We’ve been very satisfied with Goodyear Assurance Triple-treads on a couple of the family vehicles here in Michigan

Schwab wants to sell you the Tourevo because it’s a house brand. It will be difficult to find any test information since it’s all theirs. I suppose it might be possible to find another similar tire sin Les Schwab does not manufacture them.

The Goodyear tire is directional, ad you can only rotate them front to back. FWIW, they got the highest rating of all passenger all-season tires at Tire Rack. A non-direction tire is the Goodyear ComforTred. It ranked a close second to the TripleTred in a test by Tire Rack.

The Hankook H727 isn’t rated by Tire Rack or their customers. That doesn’t make it a bad tire, just untested at this place.

If there is a price difference between the TripleTred and ComforTred, I’d get the less expensive ones.

New England where you live put copious amount of salt/sand on the roads in short order after a storm.

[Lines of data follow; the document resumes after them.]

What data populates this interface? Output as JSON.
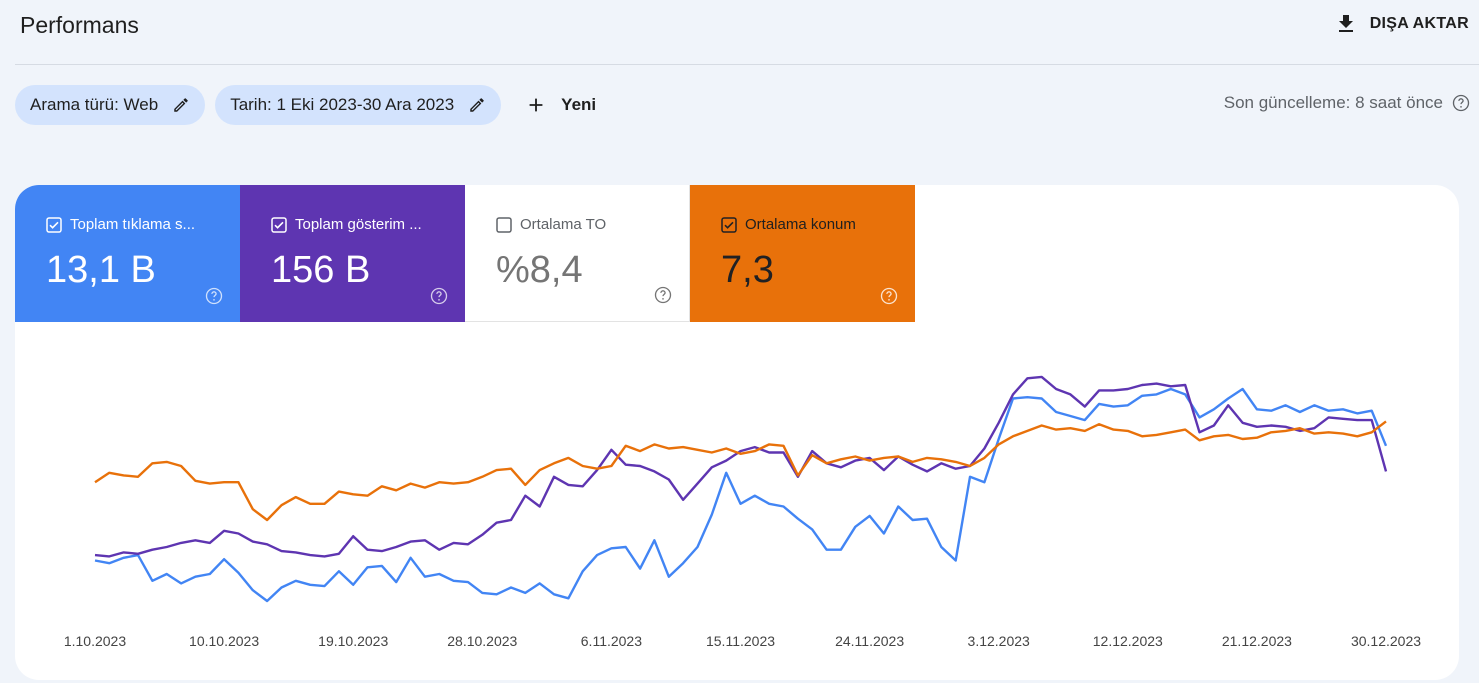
{
  "header": {
    "title": "Performans",
    "export_label": "DIŞA AKTAR"
  },
  "filters": {
    "search_type": "Arama türü: Web",
    "date": "Tarih: 1 Eki 2023-30 Ara 2023",
    "new_label": "Yeni",
    "last_update": "Son güncelleme: 8 saat önce"
  },
  "metrics": [
    {
      "label": "Toplam tıklama s...",
      "value": "13,1 B",
      "checked": true,
      "color": "#4285f4"
    },
    {
      "label": "Toplam gösterim ...",
      "value": "156 B",
      "checked": true,
      "color": "#5e35b1"
    },
    {
      "label": "Ortalama TO",
      "value": "%8,4",
      "checked": false,
      "color": "#ffffff"
    },
    {
      "label": "Ortalama konum",
      "value": "7,3",
      "checked": true,
      "color": "#e8710a"
    }
  ],
  "chart_data": {
    "type": "line",
    "x_tick_labels": [
      "1.10.2023",
      "10.10.2023",
      "19.10.2023",
      "28.10.2023",
      "6.11.2023",
      "15.11.2023",
      "24.11.2023",
      "3.12.2023",
      "12.12.2023",
      "21.12.2023",
      "30.12.2023"
    ],
    "x_count": 91,
    "y_axis_shown": false,
    "note_relative": "Series values are relative levels (0–1) read from the unlabelled chart; no y-axis is shown.",
    "series": [
      {
        "name": "Toplam tıklama sayısı",
        "color": "#4285f4",
        "values": [
          0.3,
          0.28,
          0.32,
          0.34,
          0.15,
          0.2,
          0.13,
          0.18,
          0.2,
          0.31,
          0.21,
          0.08,
          0.0,
          0.1,
          0.15,
          0.12,
          0.11,
          0.22,
          0.12,
          0.25,
          0.26,
          0.14,
          0.32,
          0.18,
          0.2,
          0.15,
          0.14,
          0.06,
          0.05,
          0.1,
          0.06,
          0.13,
          0.05,
          0.02,
          0.22,
          0.34,
          0.39,
          0.4,
          0.24,
          0.45,
          0.18,
          0.28,
          0.4,
          0.64,
          0.95,
          0.72,
          0.78,
          0.72,
          0.7,
          0.61,
          0.53,
          0.38,
          0.38,
          0.55,
          0.63,
          0.5,
          0.7,
          0.6,
          0.61,
          0.4,
          0.3,
          0.92,
          0.88,
          1.2,
          1.5,
          1.51,
          1.5,
          1.4,
          1.37,
          1.34,
          1.46,
          1.44,
          1.45,
          1.52,
          1.53,
          1.57,
          1.53,
          1.36,
          1.42,
          1.5,
          1.57,
          1.42,
          1.41,
          1.45,
          1.4,
          1.45,
          1.41,
          1.42,
          1.39,
          1.41,
          1.15
        ]
      },
      {
        "name": "Toplam gösterim sayısı",
        "color": "#5e35b1",
        "values": [
          0.34,
          0.33,
          0.36,
          0.35,
          0.38,
          0.4,
          0.43,
          0.45,
          0.43,
          0.52,
          0.5,
          0.44,
          0.42,
          0.37,
          0.36,
          0.34,
          0.33,
          0.35,
          0.48,
          0.38,
          0.37,
          0.4,
          0.44,
          0.45,
          0.38,
          0.43,
          0.42,
          0.49,
          0.58,
          0.6,
          0.78,
          0.7,
          0.92,
          0.86,
          0.85,
          0.97,
          1.12,
          1.01,
          1.0,
          0.96,
          0.9,
          0.75,
          0.87,
          0.99,
          1.04,
          1.11,
          1.14,
          1.1,
          1.1,
          0.92,
          1.11,
          1.02,
          0.99,
          1.04,
          1.06,
          0.97,
          1.07,
          1.01,
          0.96,
          1.02,
          0.98,
          1.0,
          1.13,
          1.32,
          1.53,
          1.65,
          1.66,
          1.57,
          1.53,
          1.44,
          1.56,
          1.56,
          1.57,
          1.6,
          1.61,
          1.59,
          1.6,
          1.25,
          1.3,
          1.45,
          1.32,
          1.29,
          1.3,
          1.29,
          1.26,
          1.28,
          1.36,
          1.35,
          1.34,
          1.34,
          0.96
        ]
      },
      {
        "name": "Ortalama konum",
        "color": "#e8710a",
        "values": [
          0.88,
          0.95,
          0.93,
          0.92,
          1.02,
          1.03,
          1.0,
          0.89,
          0.87,
          0.88,
          0.88,
          0.68,
          0.6,
          0.71,
          0.77,
          0.72,
          0.72,
          0.81,
          0.79,
          0.78,
          0.85,
          0.82,
          0.87,
          0.84,
          0.88,
          0.87,
          0.88,
          0.92,
          0.97,
          0.98,
          0.86,
          0.97,
          1.02,
          1.06,
          1.0,
          0.98,
          1.0,
          1.15,
          1.11,
          1.16,
          1.13,
          1.14,
          1.12,
          1.1,
          1.13,
          1.09,
          1.11,
          1.16,
          1.15,
          0.93,
          1.08,
          1.02,
          1.05,
          1.07,
          1.04,
          1.06,
          1.07,
          1.03,
          1.06,
          1.05,
          1.03,
          1.0,
          1.06,
          1.16,
          1.22,
          1.26,
          1.3,
          1.27,
          1.28,
          1.26,
          1.31,
          1.27,
          1.26,
          1.22,
          1.23,
          1.25,
          1.27,
          1.19,
          1.22,
          1.23,
          1.2,
          1.21,
          1.25,
          1.26,
          1.28,
          1.24,
          1.25,
          1.24,
          1.22,
          1.25,
          1.33
        ]
      }
    ]
  }
}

Roads are nearly black within hours.

Seattle does not have the sanding/salting capability like New England so roads are plain awful. Winter tires with ice traction(studless or studded design) are helpful.

Personally though I would stay off the roads until the roads in Seattle as majority of people don’t have experience or road traction to move about.

From Consumer Reports: the Hankook Optimo H727 came out very well on all counts (hydroplaning, snow, ice), and appears to have a pretty good price.

Personally I would have one set of all season tyres and a set of WINTER tyres. All season means three seasons. They are not very good on snow and ice. Seattle does get snow (not too much ice however) Winter tyres are far better than the old snow tyres. Buy an extra set of rims and you will be safer.

Note: while Seattle does not get a lot of snow, when it does snow, you will find yourself on roads that are not nice and flat. Even the buses can’t get through many streets in the snow and need to detour. If you can afford to just stay home for a couple of days occasionally you don’t need winter tyres, but if you want to be able to drive when you wish or plan trips to the mountains, you want Winter tyres and maybe chains.

Did CR rate the Goodyer TripleTred or ComforTred in the same test? Which issue? The issue is important becasue many public libraries carry CR. Anyone can get a look at the evaluation quickly. My county libraries carry one copy for circulation and one for reference (library use only).

Your description of driving into the mountains regularly in winter combined with your description of the roads getting a sheet layer of ice makes me suggest Blzzaks on all four wheels…a set of spare steel wheels. Ice is the absolute worst and you need all the help yuo can get. Blizzaks have an excellent reputation on ice.

They’'ll wear faster and may feel funny at first on dry pavement, but both of those things combined are better than getting killed or maimed in an accident.

By all means visit Tirerack as well as But I think for sheer ice you’ll find Blizzaks about the best there is.

CR Nov 09 (page 48) rated GY Assurance TripleTred as #4 in all season (S & T speed rated tires) category. #1 was Michelin Hydroedge, #2 Hankook Optimo H727, #3 Pirelli P4 Four Seasons (as apparently did CR because it was not check-rated OK as were the other two), and #4 was the Assurance TripleTred.

Given the comments about ice and snow traction being a desirable quality, I would eliminate the Pirelli, and the Hankook came in cheapest, based on CR’s estimate price. Of course, the real price for each of these tires can vary a lot by region and dealer.

For Winter tires, CR recommended Michelin X-Ice Xl 2, General Altimax Arctic and Nokian Hakkapelitta 5 in that order. Blizzak WS60 came in #7.